Truth be told, a sombre environment of purposefulness does not always inform the proceedings. On the contrary, the dominant emotion may well be one of entitlement and privilege. We have never had arbitration where the arbitrators did not care at all about which class of airline seat they were transported, which brand of hotel they were booked in, which quality of room they were checked into, what quality of speciality cuisine they partook in and what other facilitations were offered as a matter of course. We have been asked to purchase brand new very expensive designer leather bags for arbitrators so that they may carry the arbitration papers with dignity. We have been asked to provide companion tickets to wives, and worse, secretaries too. We have been asked to arrange show tickets for arbitrators. We have paid for landline calls to relatives in America from the suites of high end hotels when we could have lent our mobile phones to the same august personality and saved tens of thousands of rupees. There is a whole environment of subtle extortion out there that CFOs will do well not to resist.

The brew thickens because arbitrators are not always young, energetic people who are impatient to delivery quick effective justice to the parties. The Constitution of India retires its judges at an age because it believes that every human being has a Best Before Date. This is not true of arbitrations.
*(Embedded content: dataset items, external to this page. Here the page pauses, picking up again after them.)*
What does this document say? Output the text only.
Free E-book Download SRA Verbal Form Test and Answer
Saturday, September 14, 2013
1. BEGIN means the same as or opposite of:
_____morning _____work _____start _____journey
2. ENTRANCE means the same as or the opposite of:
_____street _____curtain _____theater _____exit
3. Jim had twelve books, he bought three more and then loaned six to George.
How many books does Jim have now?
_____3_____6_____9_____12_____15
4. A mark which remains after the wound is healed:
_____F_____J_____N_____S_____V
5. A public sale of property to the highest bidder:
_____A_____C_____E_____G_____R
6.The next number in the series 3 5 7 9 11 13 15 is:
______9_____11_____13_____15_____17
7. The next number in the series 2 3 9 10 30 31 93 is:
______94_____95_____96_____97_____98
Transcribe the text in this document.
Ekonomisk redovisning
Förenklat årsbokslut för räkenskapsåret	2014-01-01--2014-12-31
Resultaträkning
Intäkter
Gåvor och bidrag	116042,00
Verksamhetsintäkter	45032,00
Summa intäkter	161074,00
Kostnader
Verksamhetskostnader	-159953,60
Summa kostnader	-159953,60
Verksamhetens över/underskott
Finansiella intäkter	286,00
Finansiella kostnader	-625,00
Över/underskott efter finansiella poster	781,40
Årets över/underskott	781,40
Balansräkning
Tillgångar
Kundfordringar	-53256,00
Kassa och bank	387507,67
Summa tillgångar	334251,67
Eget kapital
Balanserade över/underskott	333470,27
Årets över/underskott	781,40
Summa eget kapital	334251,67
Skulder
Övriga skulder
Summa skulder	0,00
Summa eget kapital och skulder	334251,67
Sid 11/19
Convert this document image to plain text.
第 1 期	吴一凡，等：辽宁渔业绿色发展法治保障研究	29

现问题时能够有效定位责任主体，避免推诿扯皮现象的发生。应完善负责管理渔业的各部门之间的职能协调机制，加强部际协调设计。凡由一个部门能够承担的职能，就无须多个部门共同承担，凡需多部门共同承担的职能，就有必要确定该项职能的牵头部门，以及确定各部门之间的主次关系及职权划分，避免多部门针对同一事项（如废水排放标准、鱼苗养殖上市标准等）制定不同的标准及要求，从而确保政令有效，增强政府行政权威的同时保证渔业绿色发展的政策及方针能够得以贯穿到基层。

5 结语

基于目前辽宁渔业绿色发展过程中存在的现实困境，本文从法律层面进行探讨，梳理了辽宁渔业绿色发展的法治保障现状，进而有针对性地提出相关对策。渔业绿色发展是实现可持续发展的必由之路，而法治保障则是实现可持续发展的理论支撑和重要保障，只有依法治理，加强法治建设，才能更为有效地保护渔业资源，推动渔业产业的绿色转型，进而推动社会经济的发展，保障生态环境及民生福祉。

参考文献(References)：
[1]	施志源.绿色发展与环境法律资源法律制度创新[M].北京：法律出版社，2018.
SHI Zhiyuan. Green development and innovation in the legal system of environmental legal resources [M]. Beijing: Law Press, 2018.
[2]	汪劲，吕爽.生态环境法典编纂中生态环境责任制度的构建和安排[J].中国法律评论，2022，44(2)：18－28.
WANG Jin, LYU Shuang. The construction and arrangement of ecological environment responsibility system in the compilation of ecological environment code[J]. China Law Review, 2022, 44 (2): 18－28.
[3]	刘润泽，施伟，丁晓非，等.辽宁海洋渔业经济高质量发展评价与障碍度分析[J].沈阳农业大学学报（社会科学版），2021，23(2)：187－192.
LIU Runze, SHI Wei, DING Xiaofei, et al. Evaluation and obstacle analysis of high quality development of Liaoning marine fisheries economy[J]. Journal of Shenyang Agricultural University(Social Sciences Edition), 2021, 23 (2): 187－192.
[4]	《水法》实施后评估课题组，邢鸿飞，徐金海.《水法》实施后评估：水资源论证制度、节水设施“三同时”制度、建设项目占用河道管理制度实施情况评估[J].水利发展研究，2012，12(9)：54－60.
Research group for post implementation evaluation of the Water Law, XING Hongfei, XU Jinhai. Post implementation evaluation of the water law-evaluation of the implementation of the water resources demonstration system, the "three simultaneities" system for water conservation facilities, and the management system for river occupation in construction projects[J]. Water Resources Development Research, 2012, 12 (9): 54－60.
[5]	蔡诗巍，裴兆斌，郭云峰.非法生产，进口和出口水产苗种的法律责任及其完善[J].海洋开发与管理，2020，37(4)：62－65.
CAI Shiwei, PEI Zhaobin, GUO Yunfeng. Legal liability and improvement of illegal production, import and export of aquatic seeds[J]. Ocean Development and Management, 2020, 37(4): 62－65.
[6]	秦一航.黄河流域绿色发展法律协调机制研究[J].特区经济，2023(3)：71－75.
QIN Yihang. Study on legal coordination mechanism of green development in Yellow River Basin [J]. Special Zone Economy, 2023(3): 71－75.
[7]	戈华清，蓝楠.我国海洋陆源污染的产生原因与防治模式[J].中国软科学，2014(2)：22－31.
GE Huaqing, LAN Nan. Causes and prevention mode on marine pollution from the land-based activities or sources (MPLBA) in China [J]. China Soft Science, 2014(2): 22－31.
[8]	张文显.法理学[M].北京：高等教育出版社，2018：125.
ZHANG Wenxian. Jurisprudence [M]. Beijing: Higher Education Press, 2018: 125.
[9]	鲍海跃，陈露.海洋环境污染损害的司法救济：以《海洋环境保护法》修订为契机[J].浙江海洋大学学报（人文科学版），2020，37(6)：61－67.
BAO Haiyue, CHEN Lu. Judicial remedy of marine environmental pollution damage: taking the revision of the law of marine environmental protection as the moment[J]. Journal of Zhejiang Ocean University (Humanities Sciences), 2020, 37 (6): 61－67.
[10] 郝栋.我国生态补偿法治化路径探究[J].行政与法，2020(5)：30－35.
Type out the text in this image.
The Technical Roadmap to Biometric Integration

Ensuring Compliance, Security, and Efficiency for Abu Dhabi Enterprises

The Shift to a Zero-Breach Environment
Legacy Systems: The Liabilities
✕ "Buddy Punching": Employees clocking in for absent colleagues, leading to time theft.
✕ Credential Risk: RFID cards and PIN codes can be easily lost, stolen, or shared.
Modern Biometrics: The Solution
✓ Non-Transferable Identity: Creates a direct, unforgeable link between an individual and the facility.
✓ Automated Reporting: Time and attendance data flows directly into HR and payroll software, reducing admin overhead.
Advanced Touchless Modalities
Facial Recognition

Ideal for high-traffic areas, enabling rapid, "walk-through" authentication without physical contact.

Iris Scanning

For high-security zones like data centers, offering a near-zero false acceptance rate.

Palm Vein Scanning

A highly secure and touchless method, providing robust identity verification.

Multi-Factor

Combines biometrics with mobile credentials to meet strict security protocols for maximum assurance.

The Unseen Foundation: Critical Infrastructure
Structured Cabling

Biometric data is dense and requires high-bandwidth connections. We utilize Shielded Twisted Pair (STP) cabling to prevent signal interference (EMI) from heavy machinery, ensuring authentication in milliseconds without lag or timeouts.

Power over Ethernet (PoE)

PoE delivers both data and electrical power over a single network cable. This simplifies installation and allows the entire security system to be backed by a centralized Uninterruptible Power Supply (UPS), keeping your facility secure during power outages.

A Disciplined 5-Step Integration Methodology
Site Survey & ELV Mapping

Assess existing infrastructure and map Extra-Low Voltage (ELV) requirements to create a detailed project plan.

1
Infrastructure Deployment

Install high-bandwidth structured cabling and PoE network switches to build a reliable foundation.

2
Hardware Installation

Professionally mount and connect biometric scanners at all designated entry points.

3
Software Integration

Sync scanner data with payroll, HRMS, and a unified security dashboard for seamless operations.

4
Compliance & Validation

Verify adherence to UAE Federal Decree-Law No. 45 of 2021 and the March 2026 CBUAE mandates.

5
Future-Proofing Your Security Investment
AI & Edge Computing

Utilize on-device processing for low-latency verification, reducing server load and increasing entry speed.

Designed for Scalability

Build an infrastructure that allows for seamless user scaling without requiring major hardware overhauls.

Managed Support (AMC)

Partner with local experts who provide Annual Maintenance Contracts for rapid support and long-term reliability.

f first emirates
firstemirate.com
By the time you see an end to your arbitration, you could just as easily have a geriatric arbitrator with a Teflon mind to which nothing sticks writing an incomprehensible award that bears no relationship to the arguments made before him. How do you discount this business risk?

At the best of times, it’s the slow boat to a possible award out there but the biggest problem is that it doesn’t end because someone received an award. Indian courts are more enthusiastic than most others to intervene in arbitrations after the award has been made. I don’t blame the courts at all: quite the contrary. Indian arbitrators do some very strange things. I have a case where arbitrators have ‘punished’ a client with an additional potential liability of Rs. 250 Crores because the client’s lawyer had to leave the venue early to address a part heard before the Supreme Court.

The upshot of all this is that you inevitably get a leisurely and very expensive arbitration that is then followed by a prolonged and equally expensive litigation. I often get asked what we need to do to fix the problem. The simple logic of the situation would require you to write fixed times and fixed fees into your arbitration clauses. That is easier said than done. The claim could be a rupee or it could be Rs. 100 Crores? How will you define the cap? It’s the same problem with time. The complexity of the issues determines the time you need. And what happens if you don’t get an award in time? The arbitration is superseded, you make a fresh start in courts and any timeline you agree on becomes meaningless? Considering that you will end up in court anyway, isn’t it smart to dispense with all the buffet spreads and exotic malts you are going to pay for during your arbitration enroute to the final frontier in court and cut to the chase?